Rafael Medina: Castro is dead but communism lives in Cuba
By Stephanie Bechara, Reporter
Last Updated: Monday, December 12, 2016, 9:18 PM EST
Many Cubans escaped their country due to political oppression since the
start of Fidel Castro's communist revolution in 1959. One Orlando family
is dreaming of a free Cuba following Castro's death.
Rafael Medina and his family are just a few of the millions of Cubans
who left their homes, their families and their homeland to come to the
United States to forge a new life.
"I felt very privileged to have not only come here and learn a new
culture but to bring my culture from my land from Cuba," said daughter
The Medinas are considered pioneers among the Hispanic business
community in Central Florida. They opened Medina's, a Latin market in
Orlando back in 1970, which operated for more than 40 years.
"That was the center of where you could communicate with everybody.
Every time there was something going on," said Angel Quintero.

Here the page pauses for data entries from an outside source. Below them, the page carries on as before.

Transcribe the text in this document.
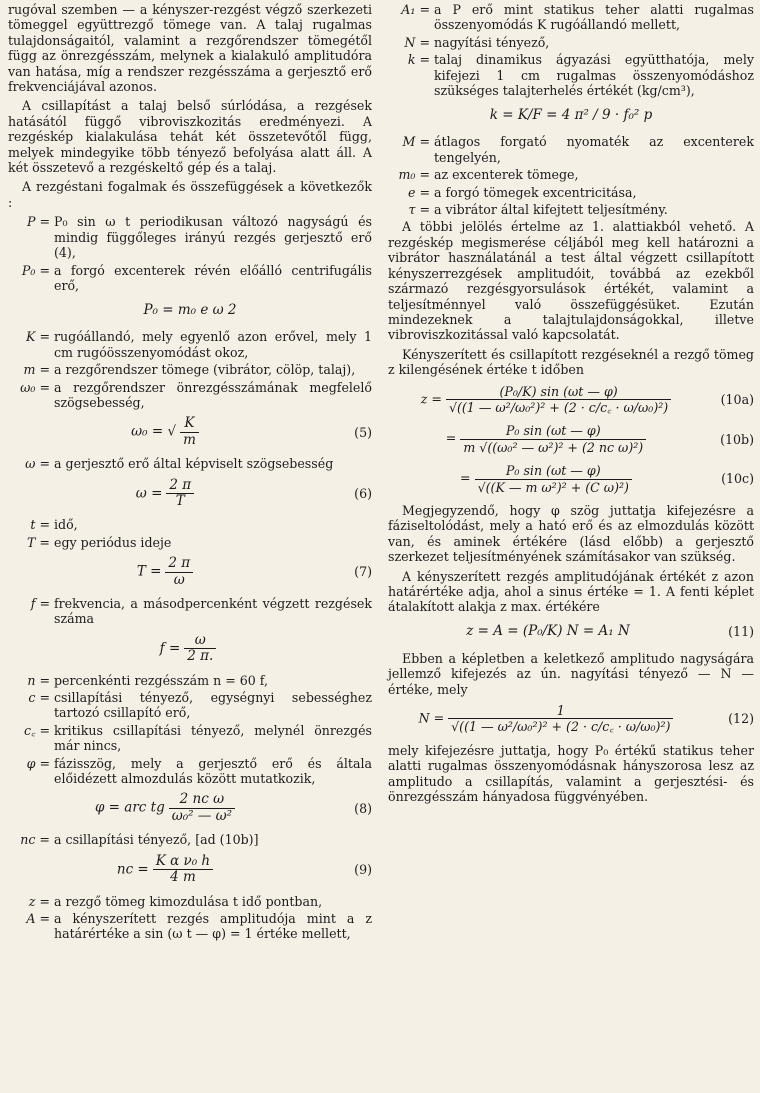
rugóval szemben — a kényszer-rezgést végző szerkezeti tömeggel együttrezgő tömege van. A talaj rugalmas tulajdonságaitól, valamint a rezgőrendszer tömegétől függ az önrezgésszám, melynek a kialakuló amplitudóra van hatása, míg a rendszer rezgésszáma a gerjesztő erő frekvenciájával azonos.

A csillapítást a talaj belső súrlódása, a rezgések hatásától függő vibroviszkozitás eredményezi. A rezgéskép kialakulása tehát két összetevőtől függ, melyek mindegyike több tényező befolyása alatt áll. A két összetevő a rezgéskeltő gép és a talaj.

A rezgéstani fogalmak és összefüggések a következők :

P = P₀ sin ω t periodikusan változó nagyságú és mindig függőleges irányú rezgés gerjesztő erő (4),
P₀ = a forgó excenterek révén előálló centrifugális erő,
P₀ = m₀ e ω 2
K = rugóállandó, mely egyenlő azon erővel, mely 1 cm rugóösszenyomódást okoz,
m = a rezgőrendszer tömege (vibrátor, cölöp, talaj),
ω₀ = a rezgőrendszer önrezgésszámának megfelelő szögsebesség,
ω₀ = √ $\frac{K}{m}$	(5)
ω = a gerjesztő erő által képviselt szögsebesség
$\omega = \frac{2 \pi}{T}$	(6)
t = idő,
T = egy periódus ideje
$T = \frac{2 \pi}{\omega}$	(7)
f = frekvencia, a másodpercenként végzett rezgések száma
$f = \frac{\omega}{2 \pi.}$
n = percenkénti rezgésszám n = 60 f,
c = csillapítási tényező, egységnyi sebességhez tartozó csillapító erő,
c꜀ = kritikus csillapítási tényező, melynél önrezgés már nincs,
φ = fázisszög, mely a gerjesztő erő és általa előidézett almozdulás között mutatkozik,
φ = arc tg $\frac{\text{2 nc ω}}{\text{ω₀² — ω²}}$	(8)
nc = a csillapítási tényező, [ad (10b)]
nc = $\frac{\text{K α ν₀ h}}{4 m}$	(9)
z = a rezgő tömeg kimozdulása t idő pontban,
A = a kényszerített rezgés amplitudója mint a z határértéke a sin (ω t — φ) = 1 értéke mellett,
A₁ = a P erő mint statikus teher alatti rugalmas összenyomódás K rugóállandó mellett,
N = nagyítási tényező,
k = talaj dinamikus ágyazási együtthatója, mely kifejezi 1 cm rugalmas összenyomódáshoz szükséges talajterhelés értékét (kg/cm³),
k = K/F = 4 π² / 9 · f₀² p
M = átlagos forgató nyomaték az excenterek tengelyén,
m₀ = az excenterek tömege,
e = a forgó tömegek excentricitása,
τ = a vibrátor által kifejtett teljesítmény.

A többi jelölés értelme az 1. alattiakból vehető. A rezgéskép megismerése céljából meg kell határozni a vibrátor használatánál a test által végzett csillapított kényszerrezgések amplitudóit, továbbá az ezekből származó rezgésgyorsulások értékét, valamint a teljesítménnyel való összefüggésüket. Ezután mindezeknek a talajtulajdonságokkal, illetve vibroviszkozitással való kapcsolatát.

Kényszerített és csillapított rezgéseknél a rezgő tömeg z kilengésének értéke t időben

$z = \frac{\text{(P₀/K) sin (ωt — φ)}}{\text{√((1 — ω²/ω₀²)² + (2 · c/c꜀ · ω/ω₀)²)}}$	(10a)
= $\frac{\text{P₀ sin (ωt — φ)}}{\text{m √((ω₀² — ω²)² + (2 nc ω)²)}}$	(10b)
= $\frac{\text{P₀ sin (ωt — φ)}}{\text{√((K — m ω²)² + (C ω)²)}}$	(10c)

Megjegyzendő, hogy φ szög juttatja kifejezésre a fáziseltolódást, mely a ható erő és az elmozdulás között van, és aminek értékére (lásd előbb) a gerjesztő szerkezet teljesítményének számításakor van szükség.

A kényszerített rezgés amplitudójának értékét z azon határértéke adja, ahol a sinus értéke = 1. A fenti képlet átalakított alakja z max. értékére

z = A = (P₀/K) N = A₁ N	(11)

Ebben a képletben a keletkező amplitudo nagyságára jellemző kifejezés az ún. nagyítási tényező — N — értéke, mely

$N = \frac{1}{\text{√((1 — ω²/ω₀²)² + (2 · c/c꜀ · ω/ω₀)²)}}$	(12)

mely kifejezésre juttatja, hogy P₀ értékű statikus teher alatti rugalmas összenyomódásnak hányszorosa lesz az amplitudo a csillapítás, valamint a gerjesztési- és önrezgésszám hányadosa függvényében.
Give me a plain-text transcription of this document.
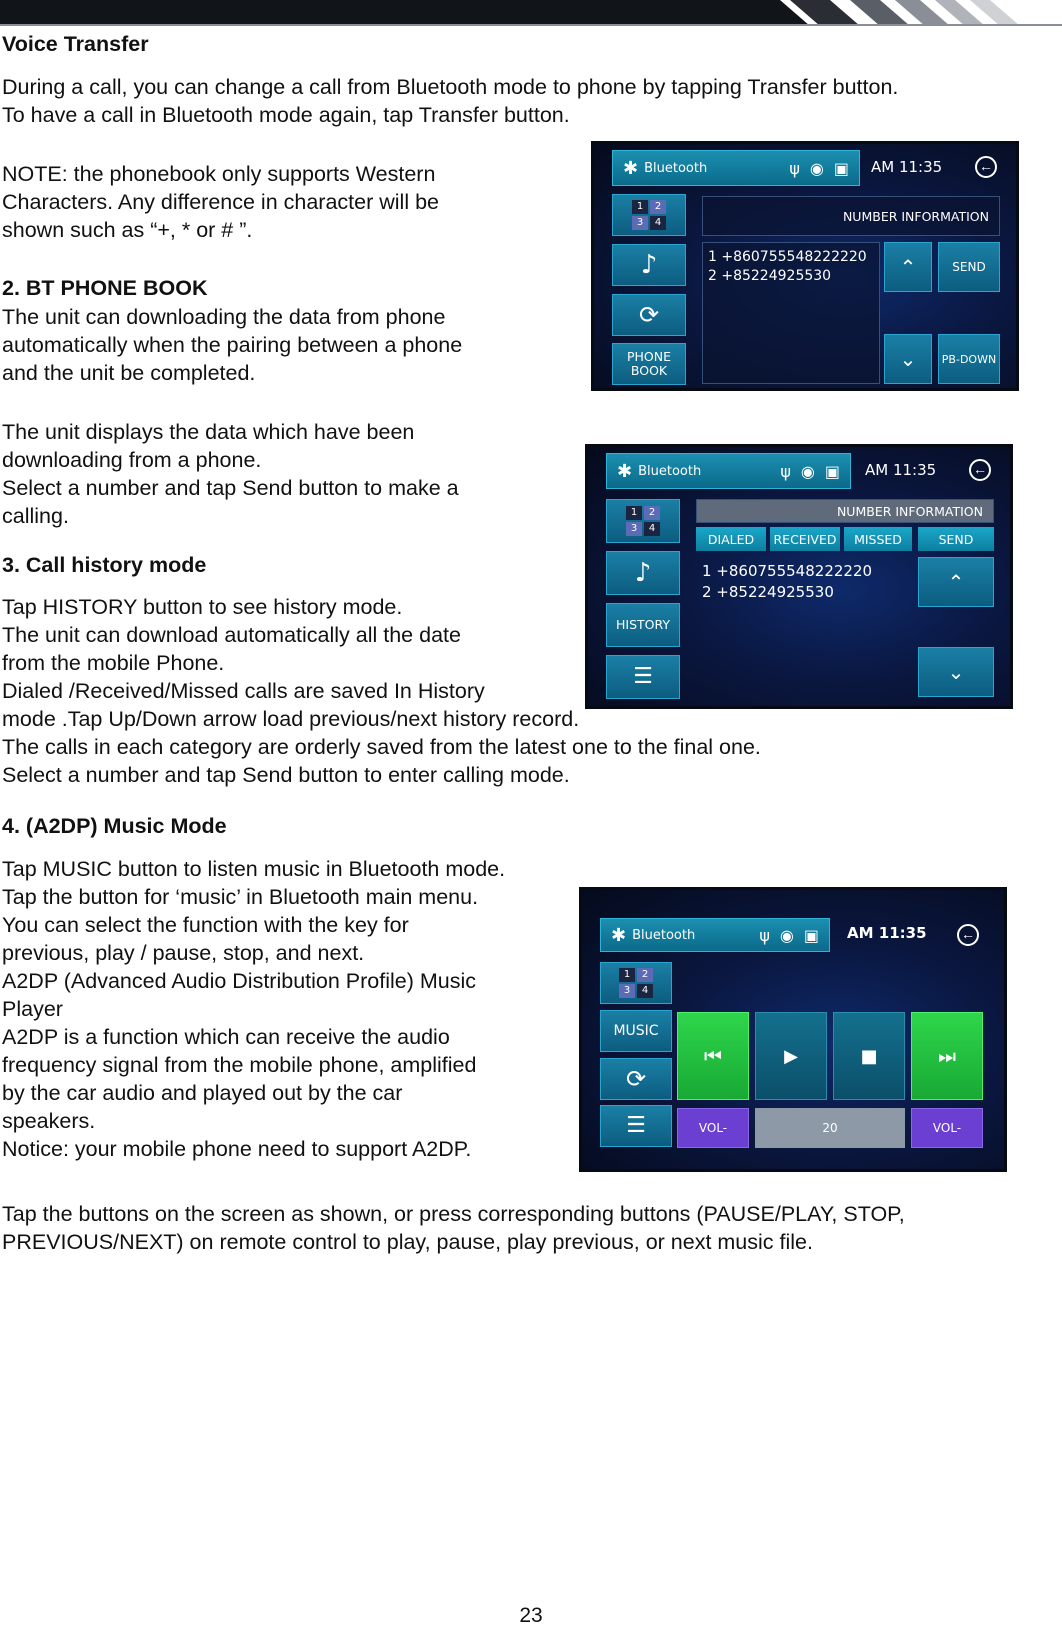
Voice Transfer
During a call, you can change a call from Bluetooth mode to phone by tapping Transfer button.
To have a call in Bluetooth mode again, tap Transfer button.
NOTE: the phonebook only supports Western
Characters. Any difference in character will be
shown such as “+, * or # ”.
2. BT PHONE BOOK
The unit can downloading the data from phone
automatically when the pairing between a phone
and the unit be completed.
The unit displays the data which have been
downloading from a phone.
Select a number and tap Send button to make a
calling.
3. Call history mode
Tap HISTORY button to see history mode.
The unit can download automatically all the date
from the mobile Phone.
Dialed /Received/Missed calls are saved In History
mode .Tap Up/Down arrow load previous/next history record.
The calls in each category are orderly saved from the latest one to the final one.
Select a number and tap Send button to enter calling mode.
4. (A2DP) Music Mode
Tap MUSIC button to listen music in Bluetooth mode.
Tap the button for ‘music’ in Bluetooth main menu.
You can select the function with the key for
previous, play / pause, stop, and next.
A2DP (Advanced Audio Distribution Profile) Music
Player
A2DP is a function which can receive the audio
frequency signal from the mobile phone, amplified
by the car audio and played out by the car
speakers.
Notice: your mobile phone need to support A2DP.
Tap the buttons on the screen as shown, or press corresponding buttons (PAUSE/PLAY, STOP,
PREVIOUS/NEXT) on remote control to play, pause, play previous, or next music file.
✱ Bluetooth	ψ ◉ ▣ AM 11:35	←
1	2
3	4
♪
⟳
PHONE
BOOK
NUMBER INFORMATION
1 +860755548222220
2 +85224925530	⌃	SEND
⌄ PB-DOWN
✱ Bluetooth	ψ ◉ ▣ AM 11:35	←
1	2
3	4
♪
HISTORY
☰
NUMBER INFORMATION
DIALED RECEIVED MISSED	SEND
1 +860755548222220
2 +85224925530	⌃
⌄
✱ Bluetooth	ψ ◉ ▣ AM 11:35 ←
1	2
3	4
MUSIC
⟳
☰
⏮	▶	■	⏭
VOL-	20	VOL-
23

They held Hispanic heritage festivals annually, and the smell of Cuban
coffee became a trademark at the grocery store, a smell that still
lingers today in their home.
The now-retired couple has a disappointing reflection of Cuba's future
after Fidel Castro's death.
"Se va Fidel pero se queda el comunismo." Castro is dead but communism
lives, Rafael said in Spanish.
Looking at old pictures of Cuba are a painful reminder of happier times,
when Cuba laughed. All in all, Rafael thanked Castro because without him
he wouldn't have sought after the "American Dream."
Rafael said people wouldn't just go to his store to have lunch but to
reminisce about the Cuba of days past.
"A Medina no solo se viene a lonchar, si no a recordar." Orlando's
community of displaced Cubans embraced Medina's as a place that felt
like home. And a place the Medina's could remember Cuba forever.
In 2013 Medina's received a Lifetime Achievement Award for bringing a
taste of home and a sense of community to Orlando.